As my four year blogoversary is coming up, I'm hoping to find interesting old postings of mine from when my readership was much smaller.

One such posting was from going through old Palestine Post archives, about how the British tried to stop terror attacks in 1938 - by building a fence:

Nowadays, of course, building a fence is considered a terrible crime by many of the descendants of these British. Funny how one's perspective gets changed when one is the target of the terror.

Notice the last line in the first column: in 1925 and 1926, there was a problem of Arab troublemakers moving from Syria into Palestine and Jordan. These people's progeny, today, are called "Palestinian."

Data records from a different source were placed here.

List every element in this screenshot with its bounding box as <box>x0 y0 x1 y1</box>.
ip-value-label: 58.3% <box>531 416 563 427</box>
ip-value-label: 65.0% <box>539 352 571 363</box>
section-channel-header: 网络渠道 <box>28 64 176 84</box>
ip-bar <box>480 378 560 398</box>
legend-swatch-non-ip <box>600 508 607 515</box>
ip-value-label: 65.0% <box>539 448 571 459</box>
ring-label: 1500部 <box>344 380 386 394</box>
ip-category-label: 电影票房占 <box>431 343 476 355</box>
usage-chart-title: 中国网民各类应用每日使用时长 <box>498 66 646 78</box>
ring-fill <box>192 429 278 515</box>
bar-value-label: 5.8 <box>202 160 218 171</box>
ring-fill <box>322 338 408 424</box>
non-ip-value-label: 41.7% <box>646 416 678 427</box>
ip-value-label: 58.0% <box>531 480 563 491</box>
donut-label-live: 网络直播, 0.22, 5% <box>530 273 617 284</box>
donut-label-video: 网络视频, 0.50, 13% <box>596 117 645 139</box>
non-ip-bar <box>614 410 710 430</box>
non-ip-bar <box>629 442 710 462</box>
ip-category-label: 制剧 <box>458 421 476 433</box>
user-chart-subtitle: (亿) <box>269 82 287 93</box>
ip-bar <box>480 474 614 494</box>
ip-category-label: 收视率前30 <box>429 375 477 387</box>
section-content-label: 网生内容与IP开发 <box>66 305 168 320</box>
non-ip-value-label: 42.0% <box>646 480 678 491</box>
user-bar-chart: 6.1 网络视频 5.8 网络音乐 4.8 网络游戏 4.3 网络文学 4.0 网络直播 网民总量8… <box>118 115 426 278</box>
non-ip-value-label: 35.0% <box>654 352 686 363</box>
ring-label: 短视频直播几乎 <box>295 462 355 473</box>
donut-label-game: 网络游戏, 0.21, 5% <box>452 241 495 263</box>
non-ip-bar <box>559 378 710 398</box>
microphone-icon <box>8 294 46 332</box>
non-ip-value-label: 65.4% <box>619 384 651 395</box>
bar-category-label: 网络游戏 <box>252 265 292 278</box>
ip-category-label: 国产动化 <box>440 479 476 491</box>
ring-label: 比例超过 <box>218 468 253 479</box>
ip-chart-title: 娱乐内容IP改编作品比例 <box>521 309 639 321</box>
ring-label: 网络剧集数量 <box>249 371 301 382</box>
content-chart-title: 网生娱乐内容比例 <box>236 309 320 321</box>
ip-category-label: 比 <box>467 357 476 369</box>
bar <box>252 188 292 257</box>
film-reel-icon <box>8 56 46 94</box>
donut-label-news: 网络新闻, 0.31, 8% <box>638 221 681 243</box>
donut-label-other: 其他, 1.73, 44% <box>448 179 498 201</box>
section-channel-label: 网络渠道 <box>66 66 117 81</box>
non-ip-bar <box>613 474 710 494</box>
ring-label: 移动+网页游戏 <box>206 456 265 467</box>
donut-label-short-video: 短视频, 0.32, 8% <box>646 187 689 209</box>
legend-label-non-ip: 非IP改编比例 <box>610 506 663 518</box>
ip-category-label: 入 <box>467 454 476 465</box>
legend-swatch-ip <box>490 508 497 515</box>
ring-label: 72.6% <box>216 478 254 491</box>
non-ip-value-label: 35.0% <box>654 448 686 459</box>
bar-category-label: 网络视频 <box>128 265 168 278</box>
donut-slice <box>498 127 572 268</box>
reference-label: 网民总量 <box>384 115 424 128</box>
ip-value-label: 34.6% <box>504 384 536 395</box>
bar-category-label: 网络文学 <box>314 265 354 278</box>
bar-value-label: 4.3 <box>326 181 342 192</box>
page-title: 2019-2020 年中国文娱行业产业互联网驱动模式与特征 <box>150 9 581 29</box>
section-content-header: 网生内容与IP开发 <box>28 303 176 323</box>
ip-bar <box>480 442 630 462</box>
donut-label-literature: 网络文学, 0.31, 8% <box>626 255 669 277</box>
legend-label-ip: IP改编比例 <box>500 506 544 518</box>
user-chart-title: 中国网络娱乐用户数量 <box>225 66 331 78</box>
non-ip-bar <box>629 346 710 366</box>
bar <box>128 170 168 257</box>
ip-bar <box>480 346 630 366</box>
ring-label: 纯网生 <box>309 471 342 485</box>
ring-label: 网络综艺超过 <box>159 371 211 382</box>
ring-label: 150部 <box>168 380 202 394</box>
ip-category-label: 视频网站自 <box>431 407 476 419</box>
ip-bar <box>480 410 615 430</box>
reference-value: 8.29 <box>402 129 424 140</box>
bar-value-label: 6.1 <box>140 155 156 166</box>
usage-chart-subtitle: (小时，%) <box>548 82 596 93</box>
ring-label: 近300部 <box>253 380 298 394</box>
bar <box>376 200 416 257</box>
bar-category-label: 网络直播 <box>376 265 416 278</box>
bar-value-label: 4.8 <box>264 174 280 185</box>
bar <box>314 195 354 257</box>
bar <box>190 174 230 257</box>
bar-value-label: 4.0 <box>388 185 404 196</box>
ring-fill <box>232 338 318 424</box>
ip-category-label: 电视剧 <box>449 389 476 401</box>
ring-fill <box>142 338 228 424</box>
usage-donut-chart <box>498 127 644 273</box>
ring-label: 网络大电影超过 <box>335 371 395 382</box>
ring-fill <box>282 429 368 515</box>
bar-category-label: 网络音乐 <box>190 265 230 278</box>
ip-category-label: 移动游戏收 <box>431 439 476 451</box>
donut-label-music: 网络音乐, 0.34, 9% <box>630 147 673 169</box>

Similarly, a Time magazine article at the time stated:
Britain's most ingenious solution for handling terrorism in Palestine was revealed in Geneva last week to the League of Nations Permanent Mandates Commission by His Majesty's Government's Deputy Permanent Under-Secretary for Colonies, Sir John Shuckburgh. Following a suggestion of mail-fisted Sir Charles Tegart, now adviser to the Palestine Government on the suppression of terrorism, a barbed wire barrier to keep out terrorists is being strung along the entire Palestine frontier at a cost of $450,000. This includes a nine-foot barbed wire fence between Palestine and French-mandated Lebanon and Syria, which border Palestine on the north and northeast. A lot of Palestine's tougher Arabs come from those two mandates. The fence will be completed in August, announced Sir John. Almost as he spoke, a band of Arab terrorists swooped down on a section of the fence, dubbed Tegart's Wall, ripped it up and carted it across the frontier into Lebanon.
Again, the grandchildren of these Syrians and Lebanese Arabs who came to Palestine in 1938 to join the "great revolt" are now known as..."Palestinians."